Chrisissorry
Chrisissorry

Reputation: 1514

Heroku Memory Limit PHP

This article on Heroku states that 128MB should be enough for most PHP applications. I perceive this as a bold statement looking at composer which increases memory limit to 1.5GB when run.

Specifically, we run into problems when generating PDFs or handling large database exports. I guess I am missing out on some best practice here. How should we tackle memory-intensive tasks on Heroku?

One way to do achieve this would probably be to write a .user.ini to increase the memory limit. But I guess this is considered bad practice.

Upvotes: 0

Views: 2683

Answers (2)

Yayo Rivers
Yayo Rivers

Reputation: 1

To add up on @xavriley's answer, in case you don't have a Procfile because you just run your deploys with git push heroku master, you'll need to create one in your root directory.

Create a file named 'Procfile' containing this:

web: vendor/bin/heroku-php-apache2 -F fpm_custom.conf

Where fpm_custom.conf file exists in the same path as the Procfile. fpm_custom.conf file should contain the memory_size desired:

php_value[memory_limit] = 256M

Once you have created this files, commit, push, and run again git push heroku master, the deploy logs should show the new Procfile running.

Upvotes: 0

xavriley
xavriley

Reputation: 611

(disclosure - I work on the Heroku support team)

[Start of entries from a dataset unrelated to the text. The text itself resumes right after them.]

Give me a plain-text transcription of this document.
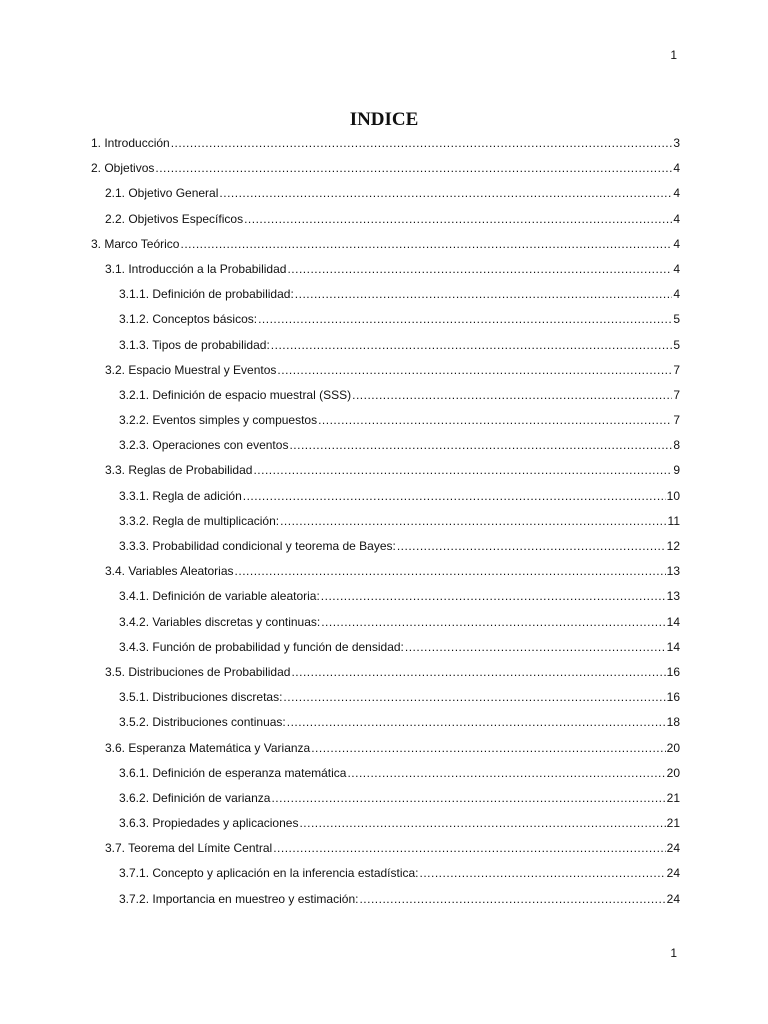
1
INDICE
1. Introducción .....	3
2. Objetivos .....	4
2.1. Objetivo General .....	4
2.2. Objetivos Específicos .....	4
3. Marco Teórico .....	4
3.1. Introducción a la Probabilidad .....	4
3.1.1. Definición de probabilidad: .....	4
3.1.2. Conceptos básicos: .....	5
3.1.3. Tipos de probabilidad: .....	5
3.2. Espacio Muestral y Eventos .....	7
3.2.1. Definición de espacio muestral (SSS) .....	7
3.2.2. Eventos simples y compuestos .....	7
3.2.3. Operaciones con eventos .....	8
3.3. Reglas de Probabilidad .....	9
3.3.1. Regla de adición .....	10
3.3.2. Regla de multiplicación: .....	11
3.3.3. Probabilidad condicional y teorema de Bayes: .....	12
3.4. Variables Aleatorias .....	13
3.4.1. Definición de variable aleatoria: .....	13
3.4.2. Variables discretas y continuas: .....	14
3.4.3. Función de probabilidad y función de densidad: .....	14
3.5. Distribuciones de Probabilidad .....	16
3.5.1. Distribuciones discretas: .....	16
3.5.2. Distribuciones continuas: .....	18
3.6. Esperanza Matemática y Varianza .....	20
3.6.1. Definición de esperanza matemática .....	20
3.6.2. Definición de varianza .....	21
3.6.3. Propiedades y aplicaciones .....	21
3.7. Teorema del Límite Central .....	24
3.7.1. Concepto y aplicación en la inferencia estadística: .....	24
3.7.2. Importancia en muestreo y estimación: .....	24
1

Heroku is a platform that handles a diverse range of applications - they need a balance between maximum efficiency (for apps leveraging a lot of concurrency) and enough headroom for common processing tasks. This meant that 128Mb was picked based on the experiences of the PHP team there. (see https://devcenter.heroku.com/articles/php-concurrency#determining-a-suitable-memory-limit)

Your example about composer using 1.5GB is interesting, but it's worth bearing in mind that tasks like dependency resolution and running build steps (which Composer handles) have quite a different profile from serving web requests. If you are doing something intensive like processing PDFs, ideally this should be handed off to a background process to keep the request as light as possible. Any background queueing system will work for this, but here's one example https://devcenter.heroku.com/articles/php-workers

That said, one size definitely does not fit all and it's totally possible to change from the defaults if necessary.

There are a number of options for doing this, most of which are described here: https://devcenter.heroku.com/articles/php-concurrency#tuning-concurrency-using-memory_limit

A .user.ini file is one option, however this can take effect on a per-directory basis which may cause some confusion when working with teams.

You can also configure this at either the PHP-FPM level using a custom config file with contents like so:

php_value[memory_limit] = 64M

For these settings to take effect, you need to use the -F option in your Procfile command so the config gets loaded:

web: vendor/bin/heroku-php-apache2 -F fpm_custom.conf

There are similar config options for Nginx and HHVM described in the referenced article.